In the science of Kabbalah, we study what we need to do in order to enter a hidden structure: spirituality. We study how we can ascend beyond our world, to the realm that governs it.
We perceive the world within ourselves. Our five senses receive some external stimulus and pass it to the brain, where it is processed forming our picture of the world, and we perceive nothing outside this picture.
The world “we know” is our reactions to external impacts. The world “in itself” is unknown. For instance, if my eardrum is damaged, I hear nothing and sound doesn’t exist for me. I perceive only within the range to which I am attuned.
Our perception of the world is completely subjective; it says nothing about what happens outside us. We grasp our own reactions to something supposedly unfolding outside us, but does anything really happen out there?
Many theories discuss this. Newton’s theory stated that there is an objective reality, that the world is as we see it and exists regardless of our own existence. Einstein later theorized that the perception of reality depends on the relation between the velocity of the observer and the velocity of the observed. In other words, by changing our speed relative to an object, we observe it completely differently: space becomes warped, compressed or expanded, and time changes.
Other theories, such as Heisenberg’s uncertainty principle, proposed reciprocity between the individual and the world. In other words, the perception of reality is a result of my influence on the world and its influence on me.
The science of Kabbalah explains that there is no perceptible reality at all outside us. We influence nothing outside us because we perceive nothing outside us. Outside us, there is only constant Upper Light. The entire world is within us, and we feel that we are influenced from the outside because we are created this way.
If we exit our world, we begin to see how the Upper Light’s external influence gives birth to ever newer pictures of the world within us. This entire world then becomes small and restricted. We see how the Upper Light determines the way we perceive ourselves and the environment, and we ultimately begin to control this process.
The science of Kabbalah grants us this ability. We begin understanding that the reason for our restricted abilities lies within us. If we equalize our inner attributes with the attributes of the Upper Light, we will reach the level of perfection and eternity called “the world of Infinity”—endless life and absolute fulfillment.

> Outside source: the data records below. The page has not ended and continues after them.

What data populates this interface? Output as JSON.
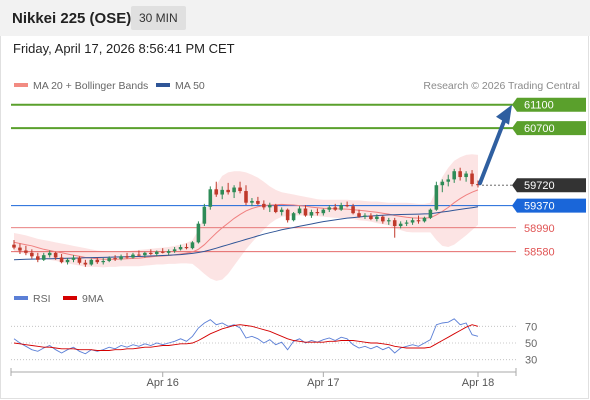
{
  "header": {
    "title": "Nikkei 225 (OSE)",
    "timeframe": "30 MIN"
  },
  "datetime": "Friday, April 17, 2026 8:56:41 PM CET",
  "legend": {
    "bb_label": "MA 20 + Bollinger Bands",
    "bb_color": "#f28b82",
    "ma50_label": "MA 50",
    "ma50_color": "#2f5597"
  },
  "credit": "Research © 2026 Trading Central",
  "rsi_legend": {
    "rsi_label": "RSI",
    "rsi_color": "#5b7fd6",
    "ma_label": "9MA",
    "ma_color": "#d40000"
  },
  "chart_data": {
    "type": "candlestick",
    "price_range": [
      58300,
      61250
    ],
    "levels": {
      "resistance": [
        61100,
        60700
      ],
      "current": 59720,
      "pivot": 59370,
      "support": [
        58990,
        58580
      ]
    },
    "level_labels": {
      "r2": "61100",
      "r1": "60700",
      "current": "59720",
      "pivot": "59370",
      "s1": "58990",
      "s2": "58580"
    },
    "colors": {
      "resistance": "#5aa02c",
      "pivot": "#1a66d9",
      "support": "#e05555",
      "current": "#333333",
      "up": "#2e8b57",
      "down": "#c0392b",
      "arrow": "#2f5fa0"
    },
    "x_labels": [
      "Apr 16",
      "Apr 17",
      "Apr 18"
    ],
    "ohlc": [
      [
        58700,
        58780,
        58620,
        58650
      ],
      [
        58650,
        58720,
        58540,
        58600
      ],
      [
        58600,
        58680,
        58520,
        58560
      ],
      [
        58560,
        58620,
        58460,
        58500
      ],
      [
        58500,
        58560,
        58400,
        58440
      ],
      [
        58440,
        58560,
        58420,
        58520
      ],
      [
        58520,
        58600,
        58480,
        58560
      ],
      [
        58560,
        58580,
        58440,
        58480
      ],
      [
        58480,
        58540,
        58380,
        58400
      ],
      [
        58400,
        58470,
        58360,
        58440
      ],
      [
        58440,
        58520,
        58400,
        58480
      ],
      [
        58480,
        58500,
        58360,
        58390
      ],
      [
        58390,
        58440,
        58320,
        58360
      ],
      [
        58360,
        58460,
        58340,
        58440
      ],
      [
        58440,
        58480,
        58370,
        58400
      ],
      [
        58400,
        58470,
        58360,
        58420
      ],
      [
        58420,
        58500,
        58400,
        58470
      ],
      [
        58470,
        58520,
        58420,
        58450
      ],
      [
        58450,
        58530,
        58430,
        58500
      ],
      [
        58500,
        58560,
        58460,
        58480
      ],
      [
        58480,
        58560,
        58460,
        58530
      ],
      [
        58530,
        58600,
        58500,
        58520
      ],
      [
        58520,
        58580,
        58480,
        58560
      ],
      [
        58560,
        58620,
        58520,
        58540
      ],
      [
        58540,
        58600,
        58500,
        58580
      ],
      [
        58580,
        58640,
        58550,
        58560
      ],
      [
        58560,
        58620,
        58520,
        58590
      ],
      [
        58590,
        58660,
        58560,
        58620
      ],
      [
        58620,
        58700,
        58600,
        58660
      ],
      [
        58660,
        58720,
        58620,
        58640
      ],
      [
        58640,
        58760,
        58620,
        58740
      ],
      [
        58740,
        59100,
        58720,
        59060
      ],
      [
        59060,
        59400,
        59020,
        59350
      ],
      [
        59350,
        59700,
        59300,
        59650
      ],
      [
        59650,
        59780,
        59520,
        59560
      ],
      [
        59560,
        59700,
        59480,
        59640
      ],
      [
        59640,
        59760,
        59560,
        59600
      ],
      [
        59600,
        59720,
        59500,
        59680
      ],
      [
        59680,
        59780,
        59580,
        59620
      ],
      [
        59620,
        59720,
        59380,
        59420
      ],
      [
        59420,
        59500,
        59360,
        59450
      ],
      [
        59450,
        59520,
        59380,
        59400
      ],
      [
        59400,
        59460,
        59300,
        59340
      ],
      [
        59340,
        59420,
        59260,
        59380
      ],
      [
        59380,
        59400,
        59240,
        59260
      ],
      [
        59260,
        59340,
        59200,
        59300
      ],
      [
        59300,
        59320,
        59080,
        59120
      ],
      [
        59120,
        59260,
        59100,
        59240
      ],
      [
        59240,
        59360,
        59220,
        59320
      ],
      [
        59320,
        59380,
        59180,
        59200
      ],
      [
        59200,
        59300,
        59160,
        59260
      ],
      [
        59260,
        59320,
        59200,
        59240
      ],
      [
        59240,
        59320,
        59200,
        59300
      ],
      [
        59300,
        59380,
        59260,
        59340
      ],
      [
        59340,
        59400,
        59280,
        59300
      ],
      [
        59300,
        59420,
        59280,
        59380
      ],
      [
        59380,
        59440,
        59340,
        59360
      ],
      [
        59360,
        59400,
        59220,
        59240
      ],
      [
        59240,
        59300,
        59160,
        59180
      ],
      [
        59180,
        59240,
        59140,
        59200
      ],
      [
        59200,
        59240,
        59120,
        59140
      ],
      [
        59140,
        59220,
        59100,
        59180
      ],
      [
        59180,
        59200,
        59060,
        59100
      ],
      [
        59100,
        59160,
        59040,
        59120
      ],
      [
        59120,
        59160,
        58820,
        59020
      ],
      [
        59020,
        59100,
        58980,
        59060
      ],
      [
        59060,
        59120,
        59020,
        59080
      ],
      [
        59080,
        59160,
        59040,
        59120
      ],
      [
        59120,
        59200,
        59060,
        59100
      ],
      [
        59100,
        59180,
        59080,
        59160
      ],
      [
        59160,
        59320,
        59140,
        59300
      ],
      [
        59300,
        59780,
        59280,
        59720
      ],
      [
        59720,
        59820,
        59600,
        59780
      ],
      [
        59780,
        59900,
        59700,
        59820
      ],
      [
        59820,
        60000,
        59760,
        59960
      ],
      [
        59960,
        60020,
        59800,
        59860
      ],
      [
        59860,
        59960,
        59780,
        59920
      ],
      [
        59920,
        59980,
        59700,
        59740
      ],
      [
        59740,
        59800,
        59680,
        59720
      ]
    ],
    "ma20": [
      58740,
      58720,
      58700,
      58680,
      58650,
      58620,
      58600,
      58580,
      58560,
      58540,
      58520,
      58500,
      58480,
      58470,
      58460,
      58450,
      58450,
      58450,
      58455,
      58460,
      58465,
      58470,
      58480,
      58490,
      58500,
      58505,
      58515,
      58525,
      58540,
      58555,
      58575,
      58620,
      58700,
      58800,
      58900,
      58990,
      59070,
      59150,
      59220,
      59280,
      59320,
      59350,
      59370,
      59380,
      59385,
      59390,
      59385,
      59380,
      59370,
      59360,
      59345,
      59335,
      59325,
      59320,
      59315,
      59312,
      59310,
      59300,
      59290,
      59280,
      59268,
      59255,
      59240,
      59225,
      59200,
      59185,
      59170,
      59160,
      59155,
      59155,
      59165,
      59210,
      59270,
      59340,
      59420,
      59490,
      59550,
      59600,
      59640
    ],
    "bb_upper": [
      58900,
      58880,
      58860,
      58830,
      58800,
      58780,
      58760,
      58740,
      58720,
      58700,
      58680,
      58660,
      58640,
      58620,
      58600,
      58590,
      58580,
      58580,
      58580,
      58590,
      58600,
      58610,
      58620,
      58630,
      58640,
      58650,
      58660,
      58680,
      58700,
      58730,
      58780,
      58950,
      59200,
      59480,
      59720,
      59880,
      59940,
      59960,
      59960,
      59940,
      59900,
      59850,
      59780,
      59700,
      59640,
      59600,
      59580,
      59560,
      59540,
      59520,
      59500,
      59480,
      59470,
      59470,
      59470,
      59470,
      59470,
      59460,
      59460,
      59450,
      59440,
      59440,
      59430,
      59420,
      59420,
      59420,
      59420,
      59410,
      59400,
      59400,
      59420,
      59640,
      59860,
      60020,
      60140,
      60200,
      60240,
      60250,
      60240
    ],
    "bb_lower": [
      58580,
      58560,
      58540,
      58530,
      58500,
      58460,
      58440,
      58420,
      58400,
      58380,
      58360,
      58340,
      58320,
      58320,
      58320,
      58310,
      58320,
      58320,
      58330,
      58330,
      58330,
      58330,
      58340,
      58350,
      58360,
      58360,
      58370,
      58370,
      58380,
      58380,
      58370,
      58290,
      58200,
      58120,
      58080,
      58100,
      58200,
      58340,
      58480,
      58620,
      58740,
      58850,
      58960,
      59060,
      59130,
      59180,
      59190,
      59200,
      59200,
      59200,
      59190,
      59190,
      59180,
      59170,
      59160,
      59155,
      59150,
      59140,
      59120,
      59110,
      59096,
      59070,
      59050,
      59030,
      58980,
      58950,
      58920,
      58910,
      58910,
      58910,
      58910,
      58780,
      58680,
      58660,
      58700,
      58780,
      58860,
      58950,
      59040
    ],
    "ma50": [
      58440,
      58445,
      58450,
      58452,
      58455,
      58458,
      58460,
      58462,
      58465,
      58468,
      58470,
      58472,
      58475,
      58478,
      58480,
      58482,
      58485,
      58488,
      58490,
      58492,
      58495,
      58498,
      58500,
      58505,
      58510,
      58515,
      58520,
      58525,
      58530,
      58540,
      58550,
      58565,
      58585,
      58610,
      58640,
      58670,
      58700,
      58730,
      58760,
      58790,
      58820,
      58850,
      58880,
      58905,
      58930,
      58955,
      58975,
      58995,
      59015,
      59035,
      59055,
      59075,
      59095,
      59110,
      59125,
      59140,
      59155,
      59165,
      59175,
      59185,
      59192,
      59198,
      59205,
      59210,
      59215,
      59218,
      59220,
      59222,
      59225,
      59228,
      59232,
      59245,
      59260,
      59275,
      59290,
      59305,
      59320,
      59335,
      59350
    ],
    "rsi_ticks": [
      70,
      50,
      30
    ],
    "rsi_range": [
      20,
      80
    ],
    "rsi": [
      55,
      50,
      46,
      42,
      40,
      44,
      47,
      42,
      38,
      42,
      45,
      40,
      37,
      42,
      40,
      42,
      45,
      43,
      47,
      45,
      48,
      46,
      49,
      47,
      50,
      48,
      50,
      52,
      55,
      52,
      58,
      68,
      74,
      78,
      72,
      74,
      70,
      72,
      68,
      56,
      58,
      55,
      50,
      54,
      48,
      51,
      42,
      52,
      55,
      50,
      53,
      51,
      54,
      56,
      53,
      57,
      55,
      48,
      44,
      46,
      43,
      46,
      42,
      45,
      38,
      44,
      46,
      48,
      46,
      50,
      54,
      72,
      74,
      75,
      79,
      72,
      74,
      60,
      58
    ],
    "rsi_ma": [
      50,
      49,
      48,
      47,
      46,
      45,
      45,
      44,
      43,
      43,
      43,
      42,
      42,
      42,
      41,
      41,
      41,
      42,
      42,
      43,
      43,
      44,
      45,
      45,
      46,
      47,
      47,
      48,
      49,
      49,
      50,
      53,
      57,
      61,
      64,
      67,
      69,
      71,
      72,
      71,
      70,
      68,
      66,
      64,
      61,
      58,
      55,
      53,
      52,
      51,
      51,
      51,
      51,
      52,
      52,
      53,
      53,
      53,
      52,
      51,
      50,
      50,
      49,
      48,
      46,
      45,
      44,
      44,
      44,
      44,
      45,
      49,
      53,
      57,
      61,
      65,
      69,
      72,
      70
    ]
  }
}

All this depends exclusively on changing our inner qualities. This is why the science of Kabbalah aims at showing us that by changing ourselves (and doing it quickly, within one lifetime) we begin to transcend this earthly existence. Our bodies remain in it and we go on living our usual lives with families, children, the world and society. But we receive an addition to all this—the Upper Reality—where we live in our supernal sense organ.